Una imagen de Under the Skin

No siempre "ciencia buena" y buena ciencia ficción son lo mismo. Ni la mejor ciencia-ficción es necesariamente siempre "dura", sin que por eso deba resultar tampoco anticientífica o estúpida. Dos de los mejores filmes recientes del género, en las antípodas uno de otro, lo demuestran. Al filo del mañana de Doug Liman, la mejor incursión futurista de Tom Cruise, basada en la novela de Hiroshi Sakurazaka, es ciencia-ficción bélica, con el condimento esencial de un bucle en el tiempo que aporta un elemento original, más o menos científico, a la trama. Una combinación improbable pero eficaz de Atrapado en el tiempo, Tropas del espacio y El juego de Ender, que funciona gracias a su ritmo y sentido del humor. Por su parte, Under the Skin, del británico Jonathan Glazer, ejemplifica las mejores virtudes de la ciencia ficción independiente, apostando por su vertiente visionaria y sensorial, en la tradición de la New Thing de los 60. Partiendo de la novela de Michael Faber, la espléndida Scarlett Johanson encarna a una extraterrestre vampírica, heredera de la Hammer y Rollin, una mujer "que cayó a la Tierra" que acaba identificándose demasiado con su presa.

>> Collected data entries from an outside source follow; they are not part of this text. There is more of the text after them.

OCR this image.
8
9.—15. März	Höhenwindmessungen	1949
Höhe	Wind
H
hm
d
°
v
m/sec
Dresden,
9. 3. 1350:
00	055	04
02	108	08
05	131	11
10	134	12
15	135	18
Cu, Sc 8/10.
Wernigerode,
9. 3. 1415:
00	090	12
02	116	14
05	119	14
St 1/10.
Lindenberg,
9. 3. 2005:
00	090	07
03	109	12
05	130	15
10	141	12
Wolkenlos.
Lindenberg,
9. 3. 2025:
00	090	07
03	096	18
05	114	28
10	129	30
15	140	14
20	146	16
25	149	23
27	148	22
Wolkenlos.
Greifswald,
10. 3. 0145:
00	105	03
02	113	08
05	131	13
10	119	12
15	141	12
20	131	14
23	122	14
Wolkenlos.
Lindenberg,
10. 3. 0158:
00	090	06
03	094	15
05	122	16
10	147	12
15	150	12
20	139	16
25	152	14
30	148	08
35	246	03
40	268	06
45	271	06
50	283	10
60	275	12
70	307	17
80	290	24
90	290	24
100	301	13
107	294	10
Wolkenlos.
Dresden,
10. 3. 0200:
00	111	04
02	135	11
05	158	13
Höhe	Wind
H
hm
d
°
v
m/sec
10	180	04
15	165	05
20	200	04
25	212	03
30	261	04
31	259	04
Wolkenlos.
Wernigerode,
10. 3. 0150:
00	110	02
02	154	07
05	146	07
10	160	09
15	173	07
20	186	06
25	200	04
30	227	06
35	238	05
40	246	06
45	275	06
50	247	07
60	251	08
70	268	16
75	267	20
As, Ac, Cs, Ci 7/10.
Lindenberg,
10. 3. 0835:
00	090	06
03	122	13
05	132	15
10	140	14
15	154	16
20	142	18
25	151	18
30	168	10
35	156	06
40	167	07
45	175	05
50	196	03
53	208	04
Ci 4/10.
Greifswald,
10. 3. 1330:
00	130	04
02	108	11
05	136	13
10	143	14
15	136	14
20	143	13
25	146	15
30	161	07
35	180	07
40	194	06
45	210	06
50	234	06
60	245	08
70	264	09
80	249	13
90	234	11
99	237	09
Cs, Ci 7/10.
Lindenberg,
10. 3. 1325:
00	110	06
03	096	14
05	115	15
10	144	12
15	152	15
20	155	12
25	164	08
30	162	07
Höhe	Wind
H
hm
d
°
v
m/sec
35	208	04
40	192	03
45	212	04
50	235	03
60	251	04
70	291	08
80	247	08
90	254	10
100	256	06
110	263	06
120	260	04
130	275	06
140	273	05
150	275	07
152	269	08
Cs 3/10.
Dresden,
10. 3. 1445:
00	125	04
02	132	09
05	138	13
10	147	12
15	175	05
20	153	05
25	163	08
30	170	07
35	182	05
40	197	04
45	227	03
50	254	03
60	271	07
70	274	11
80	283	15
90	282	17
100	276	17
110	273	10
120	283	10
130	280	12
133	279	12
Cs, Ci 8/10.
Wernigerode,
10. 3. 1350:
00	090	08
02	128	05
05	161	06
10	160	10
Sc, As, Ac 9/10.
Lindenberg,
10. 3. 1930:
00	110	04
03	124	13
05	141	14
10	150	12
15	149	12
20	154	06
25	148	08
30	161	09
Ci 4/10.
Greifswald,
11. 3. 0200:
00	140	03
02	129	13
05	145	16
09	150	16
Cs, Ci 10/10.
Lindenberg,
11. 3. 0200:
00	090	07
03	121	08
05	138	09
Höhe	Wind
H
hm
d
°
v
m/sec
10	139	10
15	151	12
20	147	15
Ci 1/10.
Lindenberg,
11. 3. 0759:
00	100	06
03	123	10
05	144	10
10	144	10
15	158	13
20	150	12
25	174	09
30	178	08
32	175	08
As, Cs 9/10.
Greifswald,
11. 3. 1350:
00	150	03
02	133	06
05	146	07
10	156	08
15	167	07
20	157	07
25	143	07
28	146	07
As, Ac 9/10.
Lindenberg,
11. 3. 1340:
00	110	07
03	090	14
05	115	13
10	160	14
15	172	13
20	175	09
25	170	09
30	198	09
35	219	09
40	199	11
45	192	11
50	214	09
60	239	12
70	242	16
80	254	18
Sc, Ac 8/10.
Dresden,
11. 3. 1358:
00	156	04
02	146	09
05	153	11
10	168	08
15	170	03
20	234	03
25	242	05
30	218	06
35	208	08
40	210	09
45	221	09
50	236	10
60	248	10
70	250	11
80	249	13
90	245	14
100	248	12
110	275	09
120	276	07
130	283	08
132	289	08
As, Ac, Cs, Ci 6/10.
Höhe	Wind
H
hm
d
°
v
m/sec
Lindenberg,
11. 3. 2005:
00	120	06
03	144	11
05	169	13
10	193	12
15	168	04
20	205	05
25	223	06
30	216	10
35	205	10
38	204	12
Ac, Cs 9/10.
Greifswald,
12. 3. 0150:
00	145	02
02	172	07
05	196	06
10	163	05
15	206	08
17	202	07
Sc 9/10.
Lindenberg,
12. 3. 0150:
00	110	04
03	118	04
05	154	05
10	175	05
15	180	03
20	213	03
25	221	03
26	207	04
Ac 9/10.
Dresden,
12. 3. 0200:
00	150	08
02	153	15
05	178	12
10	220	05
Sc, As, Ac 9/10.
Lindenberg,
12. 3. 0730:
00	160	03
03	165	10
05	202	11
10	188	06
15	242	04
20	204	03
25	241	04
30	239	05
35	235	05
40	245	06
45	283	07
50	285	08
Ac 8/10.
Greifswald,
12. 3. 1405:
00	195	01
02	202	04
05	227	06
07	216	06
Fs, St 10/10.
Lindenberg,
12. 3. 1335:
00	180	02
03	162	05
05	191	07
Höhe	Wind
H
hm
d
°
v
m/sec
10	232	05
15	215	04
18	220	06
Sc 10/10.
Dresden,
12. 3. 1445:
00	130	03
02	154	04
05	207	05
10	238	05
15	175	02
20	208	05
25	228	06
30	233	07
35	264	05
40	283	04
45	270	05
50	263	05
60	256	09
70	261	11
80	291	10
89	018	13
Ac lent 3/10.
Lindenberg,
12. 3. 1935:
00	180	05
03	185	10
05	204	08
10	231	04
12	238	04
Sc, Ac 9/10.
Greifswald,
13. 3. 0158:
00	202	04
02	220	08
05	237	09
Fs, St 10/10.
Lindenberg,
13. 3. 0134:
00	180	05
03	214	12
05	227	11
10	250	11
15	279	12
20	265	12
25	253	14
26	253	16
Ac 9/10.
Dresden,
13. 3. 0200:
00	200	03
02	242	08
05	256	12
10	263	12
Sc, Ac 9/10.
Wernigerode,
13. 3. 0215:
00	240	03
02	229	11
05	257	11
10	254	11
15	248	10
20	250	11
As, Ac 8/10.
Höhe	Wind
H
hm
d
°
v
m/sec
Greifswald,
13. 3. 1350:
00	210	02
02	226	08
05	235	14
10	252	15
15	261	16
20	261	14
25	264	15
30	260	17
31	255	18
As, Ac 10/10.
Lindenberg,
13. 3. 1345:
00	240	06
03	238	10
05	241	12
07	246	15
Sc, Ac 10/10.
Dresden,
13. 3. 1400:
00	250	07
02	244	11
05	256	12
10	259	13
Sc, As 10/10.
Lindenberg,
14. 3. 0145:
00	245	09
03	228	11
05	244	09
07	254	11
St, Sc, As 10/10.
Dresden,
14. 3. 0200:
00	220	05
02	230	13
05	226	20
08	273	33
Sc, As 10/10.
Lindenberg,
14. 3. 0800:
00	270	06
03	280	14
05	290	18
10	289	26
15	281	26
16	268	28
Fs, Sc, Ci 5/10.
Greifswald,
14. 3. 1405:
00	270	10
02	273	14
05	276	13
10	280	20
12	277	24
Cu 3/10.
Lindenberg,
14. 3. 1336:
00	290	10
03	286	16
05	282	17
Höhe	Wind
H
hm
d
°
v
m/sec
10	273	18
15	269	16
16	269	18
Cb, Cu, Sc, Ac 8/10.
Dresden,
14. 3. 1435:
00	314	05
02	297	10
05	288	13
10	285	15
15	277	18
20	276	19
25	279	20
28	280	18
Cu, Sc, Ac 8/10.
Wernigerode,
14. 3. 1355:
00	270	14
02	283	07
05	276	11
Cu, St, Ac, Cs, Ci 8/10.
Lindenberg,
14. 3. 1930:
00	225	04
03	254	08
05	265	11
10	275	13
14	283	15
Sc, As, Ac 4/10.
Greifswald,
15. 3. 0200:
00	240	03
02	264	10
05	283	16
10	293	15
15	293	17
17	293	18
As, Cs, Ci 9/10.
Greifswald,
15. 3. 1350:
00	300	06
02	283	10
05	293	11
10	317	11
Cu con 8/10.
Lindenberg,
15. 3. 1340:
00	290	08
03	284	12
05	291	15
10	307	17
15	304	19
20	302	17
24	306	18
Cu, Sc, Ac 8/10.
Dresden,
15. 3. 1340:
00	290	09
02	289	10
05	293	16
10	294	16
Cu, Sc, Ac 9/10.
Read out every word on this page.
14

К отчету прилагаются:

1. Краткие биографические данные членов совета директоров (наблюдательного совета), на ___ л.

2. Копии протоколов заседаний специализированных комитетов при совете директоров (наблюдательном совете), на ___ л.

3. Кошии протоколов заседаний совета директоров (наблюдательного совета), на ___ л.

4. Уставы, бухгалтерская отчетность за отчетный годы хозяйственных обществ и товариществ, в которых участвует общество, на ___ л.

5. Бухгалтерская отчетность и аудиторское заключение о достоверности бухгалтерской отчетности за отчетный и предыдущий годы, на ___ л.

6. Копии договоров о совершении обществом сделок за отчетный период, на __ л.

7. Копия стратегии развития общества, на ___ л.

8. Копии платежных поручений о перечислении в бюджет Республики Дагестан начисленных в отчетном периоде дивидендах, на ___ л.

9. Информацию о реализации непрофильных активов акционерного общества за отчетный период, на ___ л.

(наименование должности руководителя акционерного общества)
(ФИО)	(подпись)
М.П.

La película adopta el extrañamiento de la protagonista como punto de vista, identificándose con su naturaleza alienígena, ajena a emociones humanas, diseñando una puesta en escena alucinada, un sonido y ritmo hipnóticos, para retratar su colapso. Un retorno a la mejor formulación adulta de la ciencia-ficción, sin moralina o mesianismo.



El nuevo siglo está pidiendo a gritos un cine de ciencia-ficción que sea tan inteligente, arriesgado y riguroso como llegó a serlo el del siglo pasado, pero una realidad que cada día supera las predicciones más aventuradas no se lo está poniendo fácil. Son días de futuro pasado y necesitamos un cine totalmente nuevo para describirlos. Un cine que no sea "de" ciencia-ficción, sino ciencia-ficción en sí misma.